Shonali Midha, MD, discusses real-world data with teclistamab in patients with relapsed/refractory multiple myeloma.
Shonali Midha, MD, physician, Dana-Farber Cancer Institute, instructor in medicine, Harvard Medical School, discusses real-world data with teclistamab-cqyv (Tecvayli) in patients with relapsed/refractory multiple myeloma.
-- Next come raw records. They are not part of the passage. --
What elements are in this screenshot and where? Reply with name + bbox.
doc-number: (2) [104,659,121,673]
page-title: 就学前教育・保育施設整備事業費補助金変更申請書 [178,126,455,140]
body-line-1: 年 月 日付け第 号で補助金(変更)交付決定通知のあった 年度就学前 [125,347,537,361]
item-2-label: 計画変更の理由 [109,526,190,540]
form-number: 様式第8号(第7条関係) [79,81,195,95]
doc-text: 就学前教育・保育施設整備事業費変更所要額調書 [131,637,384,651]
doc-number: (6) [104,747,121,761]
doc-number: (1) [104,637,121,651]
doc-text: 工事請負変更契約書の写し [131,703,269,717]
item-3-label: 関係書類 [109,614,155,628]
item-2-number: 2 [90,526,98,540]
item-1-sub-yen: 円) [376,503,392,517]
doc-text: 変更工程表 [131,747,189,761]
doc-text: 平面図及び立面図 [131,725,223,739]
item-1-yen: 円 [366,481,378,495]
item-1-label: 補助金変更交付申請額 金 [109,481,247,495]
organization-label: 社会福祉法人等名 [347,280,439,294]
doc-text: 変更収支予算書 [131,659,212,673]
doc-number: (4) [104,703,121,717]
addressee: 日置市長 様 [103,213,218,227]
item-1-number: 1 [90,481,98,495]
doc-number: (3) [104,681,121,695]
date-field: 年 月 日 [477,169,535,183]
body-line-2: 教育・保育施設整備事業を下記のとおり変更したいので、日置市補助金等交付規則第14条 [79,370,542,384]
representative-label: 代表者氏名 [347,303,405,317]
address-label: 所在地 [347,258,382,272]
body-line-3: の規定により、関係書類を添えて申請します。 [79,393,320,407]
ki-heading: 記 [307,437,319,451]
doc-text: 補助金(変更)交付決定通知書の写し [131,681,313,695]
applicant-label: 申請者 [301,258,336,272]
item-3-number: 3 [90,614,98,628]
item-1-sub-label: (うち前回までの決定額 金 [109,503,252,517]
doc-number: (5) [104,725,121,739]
The FDA approved teclistamab in October 2022, becoming the first bispecific antibody to receive an indication in the treatment of patients with relapsed or refractory multiple myeloma following at least 4 prior lines of therapy, including a proteasome inhibitor, an immunomodulatory drug, and an anti-CD38 monoclonal antibody. The approval was based on data from the phase 1/2 MajesTEC-1 trial (NCT03145181; NCT04557098), in which teclistamab led to an objective response rate of 61.8% (95% CI, 52.1%-70.9%) by independent review committee assessment.
This single-institution, retrospective analysis evaluated patients who had been treated with teclistamab at Dana-Farber Cancer Institute. To be eligible for inclusion patients had to have completed step-up dosing with the agent. Among 56 patients, the ORR was 53.6%, which is comparable to the ORR reported in the pivotal MajesTEC-1 trial, Midha says. However, patients who received prior treatment with BCMA-directed agents and those with extramedullary disease experienced much lower ORRs of 45% and 37.5%, respectively. Notably, 80% of patients included in the analysis would have been ineligible for enrollment in MajesTEC-1. In univariate analysis, Revised International Staging System III classification and ferritin levels greater than 5000 ng/mL. The identification of ferritin level above 5000 came as a surprise to investigators, Midha says, and may more of a reflection of the extent of disease at the time of treatment. Additionally, median progression-free survival was approximately 4.7 months, 4.0 months in patients with prior BCMA exposure and 4.8 months in patients with BCMA-naïve disease (P =.48), Midha says.
Regarding safety, more than half of patients (57.1%) experienced infectious complications; 48.4% were grade 3 or 4 events. Median onset was 31.5 days. No deaths due to treatment-related infectious complications were reported.